Türkiye

Published on Kasım 6th, 2025

0

Sındırgı’nın bugünü memleketin yarını

Sındırgı’da depremden etkilenen TOKİ konutlarında yaşayanlar tepkili. Belediye başkanının ve yetkililerin ‘Oturulabilir’ dediği binada sıvalar dökülmüş, kapılar sıkışmış.


Gözde Tüzer Korkmaz – evrensel

Sındırgı’da yapılan TOKİ’nin 2. Etap konutlarındayız. Kadınlar, çocuklar sokaklarda… Evde çatlaklar olduğunu, yetkililerin gelip “Oturulabilir” raporu verdiğini ancak eve giremediklerini anlatıyorlar.

TOKİ’ye giderken önce yeni yapımına başlanan konteyner kent dikkat çekiyor. Altyapısı tamamlanmaya çalışılan ancak sadece ev sahiplerine verilecek olan konteynerler TOKİ’nin 2. etap konutlarının hemen önündeki Sındırgı Orman İşletme Müdürlüğünün arazisine yapılıyor. Yukarı çıkarken, boş arazilere ya da park içindeki sundurmalara kurulan çadırlar ve pek çok arabanın içindeki eşyalar göze çarpıyor. Halk burada da merkezde olduğu gibi kendi imkanlarıyla kurdukları çadırlarda geceyi geçiriyor.

Hasar almış bir binanın penceresi. Pencerenin üzerinde duvarın parçalandığı görülüyor.
Fotoğraf:Evrensel

‘Apartmanımız kafamıza göçecek’

Emine Bedirhan’la TOKİ 2. etaptaki C10 blok önünde karşılaşıyoruz. Gazeteci olduğumu söylediğimde “Biz de sesimizi kime duyursak diye düşünüyorduk, gelin içeri, apartmana bakın lütfen” diyor. 2. Etap TOKİ binalarında 748 konut var.

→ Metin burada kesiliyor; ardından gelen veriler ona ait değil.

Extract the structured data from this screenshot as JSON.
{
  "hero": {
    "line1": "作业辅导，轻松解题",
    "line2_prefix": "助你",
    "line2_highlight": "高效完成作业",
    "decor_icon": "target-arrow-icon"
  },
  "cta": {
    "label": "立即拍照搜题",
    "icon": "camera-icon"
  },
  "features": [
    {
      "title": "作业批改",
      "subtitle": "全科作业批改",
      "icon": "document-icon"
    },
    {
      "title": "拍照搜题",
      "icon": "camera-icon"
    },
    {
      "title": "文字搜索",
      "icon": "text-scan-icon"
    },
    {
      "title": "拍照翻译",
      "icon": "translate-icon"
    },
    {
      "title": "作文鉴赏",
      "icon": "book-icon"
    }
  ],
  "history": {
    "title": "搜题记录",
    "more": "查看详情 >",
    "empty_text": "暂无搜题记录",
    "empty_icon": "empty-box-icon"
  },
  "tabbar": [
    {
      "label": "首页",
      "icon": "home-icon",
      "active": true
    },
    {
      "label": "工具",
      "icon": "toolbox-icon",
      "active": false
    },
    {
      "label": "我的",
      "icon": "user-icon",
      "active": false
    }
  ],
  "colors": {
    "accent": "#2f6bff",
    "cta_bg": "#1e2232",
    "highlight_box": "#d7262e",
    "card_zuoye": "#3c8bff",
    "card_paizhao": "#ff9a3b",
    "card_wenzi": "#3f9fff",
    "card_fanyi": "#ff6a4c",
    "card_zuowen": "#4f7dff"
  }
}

C10 blokta ise 10 daire bulunuyor. Dairelerde yaşayanlardan kimi TOKİ ödemelerini tamamlamış, tapusunu almış. Kimi de Emine Bedirhan gibi ödemeye devam ediyor. Apartmana girer girmez önce molozlar karşılıyor bizi. Asansörler çalışıyor ancak apartmanda yaşayanlar kullanmamayı tercih ediyor.

Fotoğraf:Evrensel

Emine Hanım “Kafamıza göçecek evimiz. Evde kolonlarda çatlaklar var ve sağlam raporu verip gittiler. Güya gelip baktılar. Ama ne bir ölçüm ne bir alet… Tık tık vurup elleriyle ‘Sorun yok’ deyip gittiler. ‘Kolonlarda çizik var ama oturabilirsiniz’ dediler. Demir çıkarsa ancak oturulamaz raporu veriyorlarmış. Ara duvarları göçse de biz oturabilirmişiz. Taşınabilir kolonlar sağlammış. Ara duvarlar insanları öldürmüyor mu?​” diyerek yetkililere tepki gösteriyor. 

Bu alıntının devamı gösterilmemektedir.